New target to combat chemotherapy resistance in deadly brain cancer

Standard treatments, including surgery, radiation, and the chemotherapy drug temozolomide, have seen limited success, unchanged over the past five decades. Although temozolomide can initially slow brain tumour progression, most patients experience rapid resistance, reducing the drug’s effectiveness.

However, a breakthrough from Virginia Tech researchers at the Fralin Biomedical Research Institute at VTC offers new hope. Their recent study, published in the journal iScience, identifies a crucial molecular signalling pathway that could be the key to overcoming this resistance.

Phosphoinositide 3 Kinase signalling pathway
Dr Zhi Sheng, the study’s senior author and assistant professor at the institute, highlights the urgency of the research. “Since it’s the only currently available approved chemotherapy that can effectively reach the brain, finding ways to restore its effectiveness is crucial in addressing the treatment failure in glioblastoma,” he said.

The researchers focused on the Phosphoinositide 3 Kinase (PI3K) signalling pathway, which controls cell growth, survival, and division.

Traditionally, blocking this pathway was considered a potential cancer treatment strategy, but the results were disappointing.
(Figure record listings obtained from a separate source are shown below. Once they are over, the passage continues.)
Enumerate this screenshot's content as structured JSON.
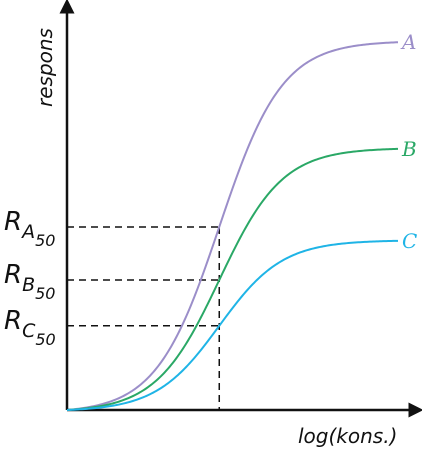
{
  "chart_data": {
    "type": "line",
    "xlabel": "log(kons.)",
    "ylabel": "respons",
    "axis_units": "none (schematic, no tick values)",
    "x_range": [
      0,
      10
    ],
    "y_range": [
      0,
      10
    ],
    "grid": false,
    "series": [
      {
        "name": "A",
        "color": "#9b8ec9",
        "max": 10.0,
        "x50": 4.6,
        "slope": 1.05
      },
      {
        "name": "B",
        "color": "#2aa866",
        "max": 7.1,
        "x50": 4.6,
        "slope": 1.05
      },
      {
        "name": "C",
        "color": "#1fb4e6",
        "max": 4.6,
        "x50": 4.6,
        "slope": 1.05
      }
    ],
    "reference_lines": {
      "x": 4.6,
      "labels": [
        {
          "main": "R",
          "sub": "A",
          "subsub": "50",
          "series": "A"
        },
        {
          "main": "R",
          "sub": "B",
          "subsub": "50",
          "series": "B"
        },
        {
          "main": "R",
          "sub": "C",
          "subsub": "50",
          "series": "C"
        }
      ]
    }
  }
}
The new study shifts the focus to a specific form of the signalling protein called PI3K-beta.

Slowing cancer cell growth
Analysing brain cancer cell cultures, including stem cells from patient specimens, and mouse models with human cancer cells, the team found elevated levels of PI3K-beta in patients unresponsive to treatment.
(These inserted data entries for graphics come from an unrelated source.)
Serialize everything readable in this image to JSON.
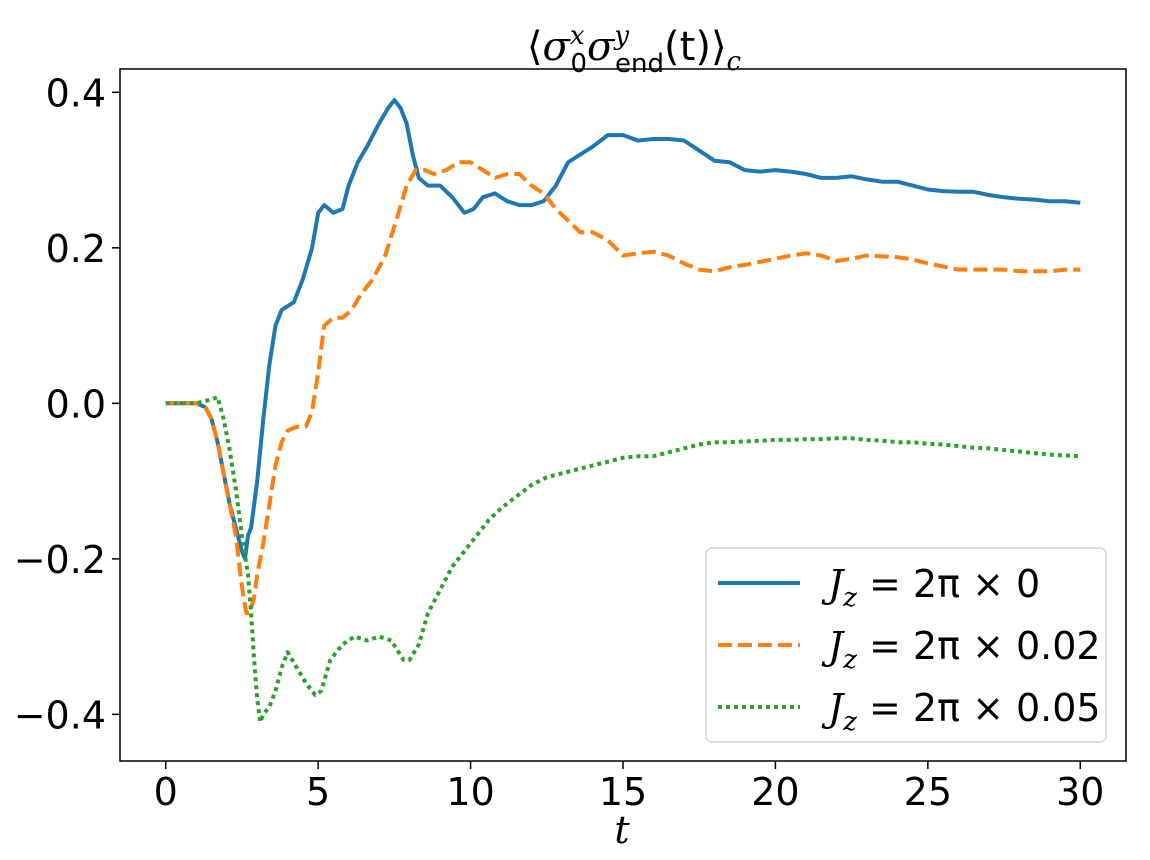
{
  "chart_data": {
    "type": "line",
    "title": "⟨σ₀ˣσᵧ_end(t)⟩_c",
    "title_parts": {
      "open": "⟨",
      "sigma": "σ",
      "sub0": "0",
      "supx": "x",
      "subend": "end",
      "supy": "y",
      "paren": "(t)",
      "close": "⟩",
      "subc": "c"
    },
    "xlabel": "t",
    "ylabel": "",
    "xlim": [
      -1.5,
      31.5
    ],
    "ylim": [
      -0.46,
      0.43
    ],
    "xticks": [
      0,
      5,
      10,
      15,
      20,
      25,
      30
    ],
    "xtick_labels": [
      "0",
      "5",
      "10",
      "15",
      "20",
      "25",
      "30"
    ],
    "yticks": [
      -0.4,
      -0.2,
      0.0,
      0.2,
      0.4
    ],
    "ytick_labels": [
      "−0.4",
      "−0.2",
      "0.0",
      "0.2",
      "0.4"
    ],
    "grid": false,
    "legend_position": "bottom-right",
    "series": [
      {
        "name": "J_z = 2π × 0",
        "legend_label": {
          "prefix": "J",
          "sub": "z",
          "rest": " = 2π × 0"
        },
        "color": "#1f77b4",
        "style": "solid",
        "x": [
          0,
          0.5,
          1,
          1.3,
          1.5,
          1.7,
          1.9,
          2.1,
          2.3,
          2.5,
          2.6,
          2.7,
          2.8,
          3.0,
          3.2,
          3.4,
          3.6,
          3.8,
          4.0,
          4.2,
          4.5,
          4.8,
          5.0,
          5.2,
          5.5,
          5.8,
          6.0,
          6.3,
          6.6,
          7.0,
          7.3,
          7.5,
          7.7,
          7.9,
          8.1,
          8.3,
          8.6,
          9.0,
          9.4,
          9.8,
          10.1,
          10.4,
          10.8,
          11.2,
          11.6,
          12.0,
          12.4,
          12.8,
          13.2,
          13.6,
          14.0,
          14.5,
          15.0,
          15.5,
          16.0,
          16.5,
          17.0,
          17.5,
          18.0,
          18.5,
          19.0,
          19.5,
          20.0,
          20.5,
          21.0,
          21.5,
          22.0,
          22.5,
          23.0,
          23.5,
          24.0,
          24.5,
          25.0,
          25.5,
          26.0,
          26.5,
          27.0,
          27.5,
          28.0,
          28.5,
          29.0,
          29.5,
          30.0
        ],
        "y": [
          0,
          0,
          0,
          -0.005,
          -0.02,
          -0.05,
          -0.09,
          -0.13,
          -0.16,
          -0.19,
          -0.2,
          -0.17,
          -0.16,
          -0.1,
          -0.02,
          0.05,
          0.1,
          0.12,
          0.125,
          0.13,
          0.16,
          0.2,
          0.245,
          0.255,
          0.245,
          0.25,
          0.28,
          0.31,
          0.33,
          0.36,
          0.38,
          0.39,
          0.38,
          0.36,
          0.32,
          0.29,
          0.28,
          0.28,
          0.265,
          0.245,
          0.25,
          0.265,
          0.27,
          0.26,
          0.255,
          0.255,
          0.26,
          0.28,
          0.31,
          0.32,
          0.33,
          0.345,
          0.345,
          0.338,
          0.34,
          0.34,
          0.338,
          0.325,
          0.312,
          0.31,
          0.3,
          0.298,
          0.3,
          0.298,
          0.295,
          0.29,
          0.29,
          0.292,
          0.288,
          0.285,
          0.285,
          0.28,
          0.275,
          0.273,
          0.272,
          0.272,
          0.268,
          0.265,
          0.263,
          0.262,
          0.26,
          0.26,
          0.258
        ]
      },
      {
        "name": "J_z = 2π × 0.02",
        "legend_label": {
          "prefix": "J",
          "sub": "z",
          "rest": " = 2π × 0.02"
        },
        "color": "#ff7f0e",
        "style": "dashed",
        "x": [
          0,
          0.5,
          1,
          1.3,
          1.5,
          1.7,
          1.9,
          2.1,
          2.3,
          2.45,
          2.55,
          2.65,
          2.75,
          2.9,
          3.0,
          3.2,
          3.4,
          3.6,
          3.8,
          4.0,
          4.3,
          4.6,
          4.8,
          5.0,
          5.2,
          5.5,
          5.8,
          6.1,
          6.4,
          6.8,
          7.2,
          7.6,
          7.9,
          8.2,
          8.5,
          8.8,
          9.2,
          9.6,
          10.0,
          10.4,
          10.8,
          11.2,
          11.6,
          12.0,
          12.4,
          12.8,
          13.2,
          13.6,
          14.0,
          14.5,
          15.0,
          15.5,
          16.0,
          16.5,
          17.0,
          17.5,
          18.0,
          18.5,
          19.0,
          19.5,
          20.0,
          20.5,
          21.0,
          21.5,
          22.0,
          22.5,
          23.0,
          23.5,
          24.0,
          24.5,
          25.0,
          25.5,
          26.0,
          26.5,
          27.0,
          27.5,
          28.0,
          28.5,
          29.0,
          29.5,
          30.0
        ],
        "y": [
          0,
          0,
          0,
          -0.005,
          -0.02,
          -0.05,
          -0.09,
          -0.13,
          -0.17,
          -0.22,
          -0.25,
          -0.27,
          -0.27,
          -0.25,
          -0.22,
          -0.18,
          -0.13,
          -0.08,
          -0.05,
          -0.035,
          -0.03,
          -0.03,
          -0.01,
          0.04,
          0.1,
          0.11,
          0.11,
          0.12,
          0.14,
          0.16,
          0.19,
          0.24,
          0.28,
          0.3,
          0.3,
          0.295,
          0.3,
          0.31,
          0.31,
          0.3,
          0.29,
          0.295,
          0.295,
          0.28,
          0.27,
          0.25,
          0.235,
          0.22,
          0.22,
          0.21,
          0.19,
          0.193,
          0.195,
          0.19,
          0.18,
          0.172,
          0.17,
          0.175,
          0.178,
          0.182,
          0.186,
          0.19,
          0.193,
          0.19,
          0.183,
          0.186,
          0.19,
          0.189,
          0.188,
          0.185,
          0.18,
          0.176,
          0.172,
          0.172,
          0.172,
          0.172,
          0.17,
          0.17,
          0.17,
          0.172,
          0.172
        ]
      },
      {
        "name": "J_z = 2π × 0.05",
        "legend_label": {
          "prefix": "J",
          "sub": "z",
          "rest": " = 2π × 0.05"
        },
        "color": "#2ca02c",
        "style": "dotted",
        "x": [
          0,
          0.5,
          1,
          1.3,
          1.5,
          1.7,
          1.9,
          2.1,
          2.3,
          2.5,
          2.7,
          2.8,
          2.9,
          3.0,
          3.1,
          3.2,
          3.4,
          3.6,
          3.8,
          4.0,
          4.3,
          4.6,
          4.9,
          5.1,
          5.4,
          5.8,
          6.2,
          6.6,
          7.0,
          7.4,
          7.8,
          8.0,
          8.3,
          8.6,
          9.0,
          9.4,
          9.8,
          10.2,
          10.6,
          11.0,
          11.5,
          12.0,
          12.5,
          13.0,
          13.5,
          14.0,
          14.5,
          15.0,
          15.5,
          16.0,
          16.5,
          17.0,
          17.5,
          18.0,
          18.5,
          19.0,
          19.5,
          20.0,
          20.5,
          21.0,
          21.5,
          22.0,
          22.5,
          23.0,
          23.5,
          24.0,
          24.5,
          25.0,
          25.5,
          26.0,
          26.5,
          27.0,
          27.5,
          28.0,
          28.5,
          29.0,
          29.5,
          30.0
        ],
        "y": [
          0,
          0,
          0,
          0.003,
          0.005,
          0.008,
          -0.02,
          -0.06,
          -0.11,
          -0.17,
          -0.22,
          -0.27,
          -0.33,
          -0.38,
          -0.41,
          -0.4,
          -0.39,
          -0.37,
          -0.34,
          -0.32,
          -0.34,
          -0.36,
          -0.375,
          -0.37,
          -0.33,
          -0.31,
          -0.3,
          -0.305,
          -0.3,
          -0.305,
          -0.33,
          -0.33,
          -0.31,
          -0.27,
          -0.24,
          -0.21,
          -0.19,
          -0.17,
          -0.15,
          -0.135,
          -0.12,
          -0.105,
          -0.095,
          -0.09,
          -0.085,
          -0.08,
          -0.075,
          -0.07,
          -0.068,
          -0.068,
          -0.063,
          -0.058,
          -0.053,
          -0.05,
          -0.05,
          -0.049,
          -0.048,
          -0.047,
          -0.047,
          -0.046,
          -0.046,
          -0.045,
          -0.045,
          -0.047,
          -0.048,
          -0.05,
          -0.05,
          -0.052,
          -0.053,
          -0.055,
          -0.057,
          -0.058,
          -0.06,
          -0.062,
          -0.064,
          -0.066,
          -0.067,
          -0.068
        ]
      }
    ]
  }
}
Blocking PI3K-beta alone made tumour cells more sensitive to temozolomide. Combining a PI3K-beta inhibitor with temozolomide significantly slowed cancer cell growth.

“This research shows that PI3K-beta is specific to glioblastoma, making it the crucial target for effective treatment,” Dr Sheng explained. The distinct role of PI3K-beta in glioblastoma contrasts with the failure of previous treatments that did not differentiate between various forms of the PI3K protein.

While these findings are promising, the is still a challenge in delivering PI3K-beta inhibitors across the blood-brain obstacle. Overcoming this is essential for translating these laboratory successes into clinical treatments for patients.

Dr. Sheng and his team are optimistic about future studies to address these delivery challenges. The research received support from the National Institutes of Health and uses data from several cancer research networks.